With latest plea, a dozen former NFL players have admitted guilt in KY fraud case
With a guilty plea this week from former Washington Football Team cornerback Carlos Rogers, a dozen former National Football League players have pleaded guilty in Kentucky in a health-fraud scheme.
Rogers pleaded guilty Monday in federal court in Lexington to one charge of conspiring to defraud a program set up to reimburse former players for out-of-pocket medical expenses.
The top sentence on the charge is 10 years in prison, but Rogers is likely to receive a lesser sentence under advisory guidelines. He is to be sentenced in March.
Rogers was a top defensive player at Auburn before being drafted in 2005. He spent 10 seasons in the NFL, first in Washington, then with the San Francisco 49ers and the Oakland Raiders.
Rogers is among 15 former NFL players charged in the case.
The charges allege that the players took part in a scheme to get reimbursements for expensive medical equipment such as hyperbaric oxygen chambers, ultrasound machines designed to be used in women’s health examinations, and electromagnetic therapy devices designed for use on horses, according to court records.
The fund at issue in the case is the Gene Upshaw NFL Player Health Reimbursement Account Plan, set up in 2006 to reimburse eligible former players for medical expenses not covered by insurance.
NFL teams finance the plan.
The former players didn’t actually buy or receive the equipment, according to court records, but rather used fake prescriptions and invoices to justify the requests for repayment.
When the U.S. Justice Department initially announced charges against 10 former payers last December, it said they had submitted more than $3.9 million in false claims during the conspiracy. More players were charged later.
No one charged in the case lives in Kentucky, though one, Robert McCune, played college football at the University of Louisville.
The connection to Kentucky is that the fraudulent claims were processed through an insurance data center in Lexington. That allowed federal authorities to consolidate the charges in Kentucky.
In his plea agreement, Rogers acknowledged that he helped recruit other former players to join the scheme and provided identifying information about them to others, including Correll Buckhalter, to use in claims.
Other former players paid Buckhalter to submit claims. Buckhalter passed on $6,500 to Rogers, his plea agreement said.

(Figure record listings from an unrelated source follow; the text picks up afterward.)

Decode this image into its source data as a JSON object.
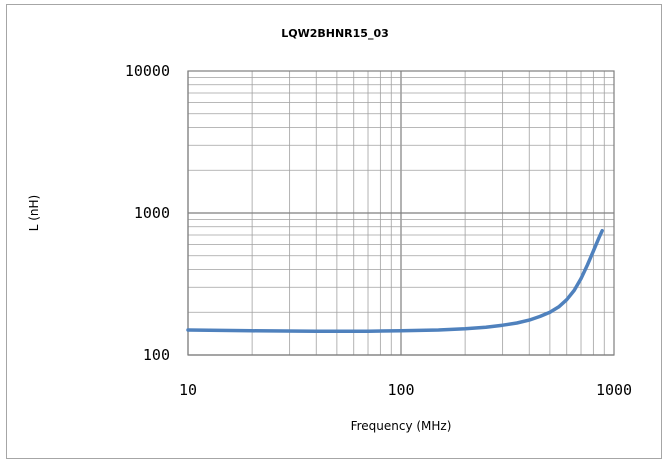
{
  "chart_data": {
    "type": "line",
    "title": "LQW2BHNR15_03",
    "xlabel": "Frequency (MHz)",
    "ylabel": "L (nH)",
    "xscale": "log",
    "yscale": "log",
    "xlim": [
      10,
      1000
    ],
    "ylim": [
      100,
      10000
    ],
    "x_tick_labels": [
      "10",
      "100",
      "1000"
    ],
    "y_tick_labels": [
      "100",
      "1000",
      "10000"
    ],
    "grid": true,
    "legend": "none",
    "line_color": "#4f81bd",
    "series": [
      {
        "x": [
          10,
          20,
          40,
          70,
          100,
          150,
          200,
          250,
          300,
          350,
          400,
          450,
          500,
          550,
          600,
          650,
          700,
          750,
          800,
          850,
          880
        ],
        "values": [
          150,
          148,
          147,
          147,
          148,
          150,
          153,
          157,
          162,
          168,
          176,
          187,
          200,
          218,
          245,
          285,
          345,
          430,
          540,
          670,
          750
        ]
      }
    ]
  }
}
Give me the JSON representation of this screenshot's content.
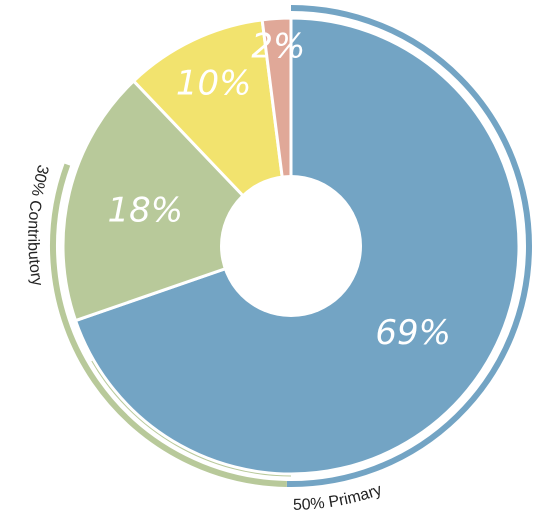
{
  "chart_data": {
    "type": "pie",
    "categories": [
      "69%",
      "18%",
      "10%",
      "2%"
    ],
    "values": [
      69,
      18,
      10,
      2
    ],
    "labels": [
      "69%",
      "18%",
      "10%",
      "2%"
    ],
    "colors": [
      "#73a4c4",
      "#b8c99a",
      "#f2e36e",
      "#e0a898"
    ],
    "donut": true,
    "legend": "none",
    "annotations": [
      {
        "text": "50% Primary",
        "color": "#73a4c4",
        "secondary_color": "#b8c99a"
      },
      {
        "text": "30% Contributory",
        "color": "#b8c99a"
      }
    ]
  }
}
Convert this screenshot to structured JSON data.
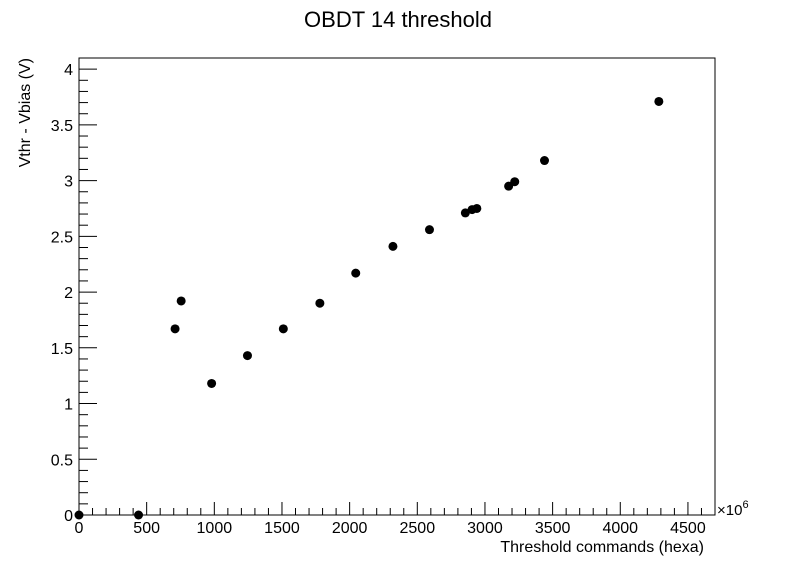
{
  "chart_data": {
    "type": "scatter",
    "title": "OBDT 14 threshold",
    "xlabel": "Threshold commands (hexa)",
    "ylabel": "Vthr - Vbias (V)",
    "x_exponent_label": "×10",
    "x_exponent_power": "6",
    "xlim": [
      0,
      4700
    ],
    "ylim": [
      0,
      4.1
    ],
    "x_ticks": [
      "0",
      "500",
      "1000",
      "1500",
      "2000",
      "2500",
      "3000",
      "3500",
      "4000",
      "4500"
    ],
    "y_ticks": [
      "0",
      "0.5",
      "1",
      "1.5",
      "2",
      "2.5",
      "3",
      "3.5",
      "4"
    ],
    "grid": false,
    "marker_color": "#000000",
    "points": [
      {
        "x": 0,
        "y": 0
      },
      {
        "x": 440,
        "y": 0
      },
      {
        "x": 710,
        "y": 1.67
      },
      {
        "x": 755,
        "y": 1.92
      },
      {
        "x": 980,
        "y": 1.18
      },
      {
        "x": 1245,
        "y": 1.43
      },
      {
        "x": 1510,
        "y": 1.67
      },
      {
        "x": 1780,
        "y": 1.9
      },
      {
        "x": 2045,
        "y": 2.17
      },
      {
        "x": 2320,
        "y": 2.41
      },
      {
        "x": 2590,
        "y": 2.56
      },
      {
        "x": 2855,
        "y": 2.71
      },
      {
        "x": 2905,
        "y": 2.74
      },
      {
        "x": 2940,
        "y": 2.75
      },
      {
        "x": 3175,
        "y": 2.95
      },
      {
        "x": 3220,
        "y": 2.99
      },
      {
        "x": 3440,
        "y": 3.18
      },
      {
        "x": 4285,
        "y": 3.71
      }
    ]
  }
}
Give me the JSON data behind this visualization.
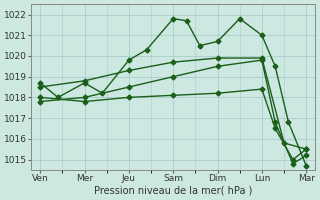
{
  "xlabel": "Pression niveau de la mer( hPa )",
  "background_color": "#cce8e0",
  "grid_color": "#aacccc",
  "line_color": "#1a5e1a",
  "xtick_labels": [
    "Ven",
    "Mer",
    "Jeu",
    "Sam",
    "Dim",
    "Lun",
    "Mar"
  ],
  "xtick_positions": [
    0,
    1,
    2,
    3,
    4,
    5,
    6
  ],
  "ylim": [
    1014.5,
    1022.5
  ],
  "yticks": [
    1015,
    1016,
    1017,
    1018,
    1019,
    1020,
    1021,
    1022
  ],
  "series": [
    {
      "x": [
        0,
        0.4,
        1.0,
        1.4,
        2.0,
        2.4,
        3.0,
        3.3,
        3.6,
        4.0,
        4.5,
        5.0,
        5.3,
        5.6,
        6.0
      ],
      "y": [
        1018.7,
        1018.0,
        1018.7,
        1018.2,
        1019.8,
        1020.3,
        1021.8,
        1021.7,
        1020.5,
        1020.7,
        1021.8,
        1021.0,
        1019.5,
        1016.8,
        1014.7
      ]
    },
    {
      "x": [
        0,
        1.0,
        2.0,
        3.0,
        4.0,
        5.0,
        5.5,
        6.0
      ],
      "y": [
        1018.5,
        1018.8,
        1019.3,
        1019.7,
        1019.9,
        1019.9,
        1015.8,
        1015.5
      ]
    },
    {
      "x": [
        0,
        1.0,
        2.0,
        3.0,
        4.0,
        5.0,
        5.3,
        5.7,
        6.0
      ],
      "y": [
        1018.0,
        1017.8,
        1018.0,
        1018.1,
        1018.2,
        1018.4,
        1016.5,
        1015.0,
        1015.5
      ]
    },
    {
      "x": [
        0,
        1.0,
        2.0,
        3.0,
        4.0,
        5.0,
        5.3,
        5.7,
        6.0
      ],
      "y": [
        1017.8,
        1018.0,
        1018.5,
        1019.0,
        1019.5,
        1019.8,
        1016.8,
        1014.8,
        1015.2
      ]
    }
  ]
}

The plea document hints that former players not yet charged were involved in the scheme. It cites three who had claims submitted for them with the help of Buckhalter and Rogers, but identifies them only by initials.
The initials don’t match the names of any of the 15 players publicly identified in charges so far.
One of the unnamed players paid back $56,821 for a claim filed under his name, according to Rogers’ plea agreement.
In addition to Rogers and Buckhalter, who spent a total of 10 seasons in the NFL with the Philadelphia Eagles and Denver Broncos, the others who have pleaded guilty in the case are John Eubanks, Ceandris Brown, James Butler, Fredrick Bennett, Etric Pruitt, Antwan Odom, Anthony Montgomery, Darrell Reid, Joe Horn and Reche Caldwell.
Caldwell, a University of Florida standout who played for the San Diego Chargers and New England Patriots, was shot and killed in June in an apparent robbery attempt before being sentenced in the health fraud case.
The only former player in the case sentenced so far, Brown, was sentenced to 12 months and one day in jail and ordered to make restitution of $84,777 to the health fund.
Prosecutors said in a court document that Brown paid McCune $11,000 for submitting false claims for him, disguising the payments in wire transfers as payments for a car and a car part.
Brown “committed an intentional and significant fraud on a health care plan that was established specifically to help his fellow retired NFL players and their families pay for out-of-pocket health care costs,” prosecutors said in the memo.
The other three players charged in the investigation are McCune, Tamrick Vanover and Clinton Portis.
They are scheduled for trial next April.